A general model of hippocampal and dorsal striatal learning and decision making
The source code associated with this repository allows to simulate the behavior of artificial rats in a variant of the Morris water-maze: the Pearce, Roberts and Good (1998) experiment. The agents' models consist in a reliability-based arbitration mechanism between an associative-learning strategy and a place-based navigation strategy. The associative-learning strategy is implemented using a classical Q-learning algorithm which is fed with visual input in an egocentric frame of reference. The place-based strategy on the other hand works in an allocentric fashion and is implemented using the Successor-Representation initially proposed by Peter Dayan (1993).
This code was created to conduct a partial reproduction and replication study of Geerts, Chersi, Stachenfeld and Burgess (2020), which addressed the Pearce, Roberts and Good (1998) in the beginning of their paper.
Geerts and colleagues provided a python implementation of their model and of the simulated task, accessible on ModelDB. Nevertheless, while inspecting the provided modules, we found several discrepancies with the original experimental protocol.

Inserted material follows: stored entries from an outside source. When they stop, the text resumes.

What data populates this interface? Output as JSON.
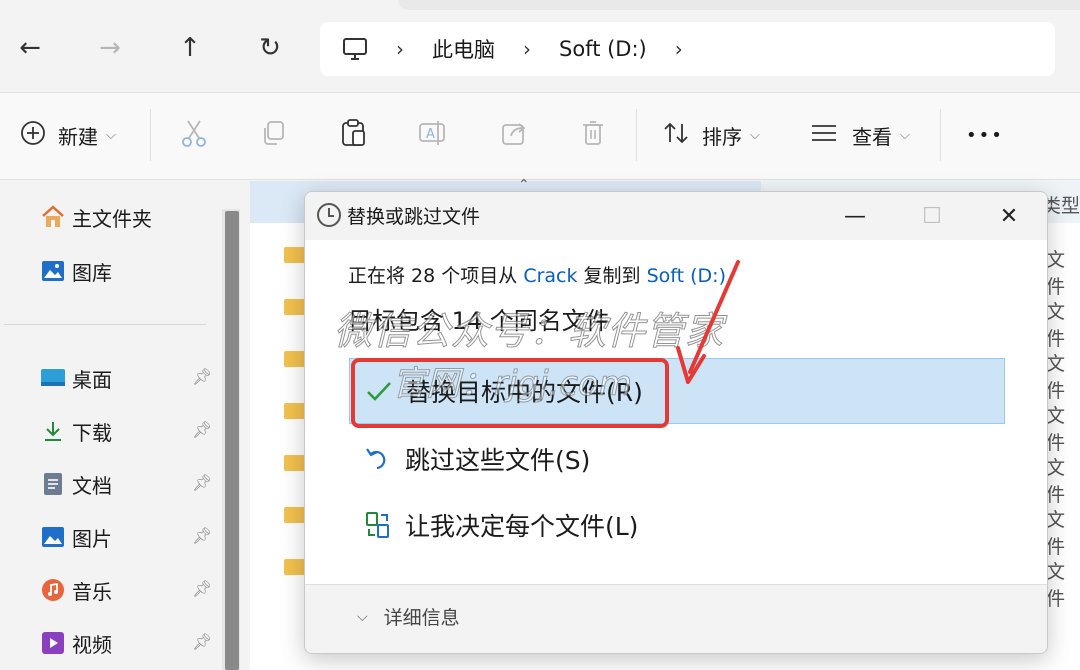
{
  "address_bar": {
    "back_icon": "←",
    "forward_icon": "→",
    "up_icon": "↑",
    "refresh_icon": "↻",
    "breadcrumb": [
      "此电脑",
      "Soft (D:)"
    ]
  },
  "toolbar": {
    "new_label": "新建",
    "sort_label": "排序",
    "view_label": "查看",
    "more_label": "•••"
  },
  "sidebar": {
    "items": [
      {
        "label": "主文件夹"
      },
      {
        "label": "图库"
      },
      {
        "label": "桌面"
      },
      {
        "label": "下载"
      },
      {
        "label": "文档"
      },
      {
        "label": "图片"
      },
      {
        "label": "音乐"
      },
      {
        "label": "视频"
      }
    ]
  },
  "file_list": {
    "type_header": "类型",
    "row_type": "文件"
  },
  "dialog": {
    "title": "替换或跳过文件",
    "message_prefix": "正在将 28 个项目从",
    "source": "Crack",
    "message_mid": "复制到",
    "destination": "Soft (D:)",
    "heading": "目标包含 14 个同名文件",
    "options": [
      {
        "label": "替换目标中的文件(R)"
      },
      {
        "label": "跳过这些文件(S)"
      },
      {
        "label": "让我决定每个文件(L)"
      }
    ],
    "details_label": "详细信息",
    "minimize_icon": "—",
    "maximize_icon": "☐",
    "close_icon": "✕"
  },
  "annotation": {
    "watermark_line1": "微信公众号：软件管家",
    "watermark_line2": "官网：rjgj.com",
    "highlight_color": "#e53935"
  }
}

The implementation we propose in this article is a modified version of the original code of Geerts, Chersi, Stachenfeld and Burgess (2020). It
propose modifications of the code to more accurately simulate the original experimental protocol of Pearce et al. (1998), and perform new optimizations of model parameters in order to find those that enable the model to replicate rats behavior in this adapted version of the simulated task. The code was also modified to be far less computationally expensive (both in processing time and in memory consumption), while accepting new spatial navigation strategies and arbitration mechanisms, and finally to perform supplementary experiments which are unrelated to this paper. We find that the new version of the code enables the model of Geerts et al. (2020) to account for nearly all aspects of the rats original learning curves.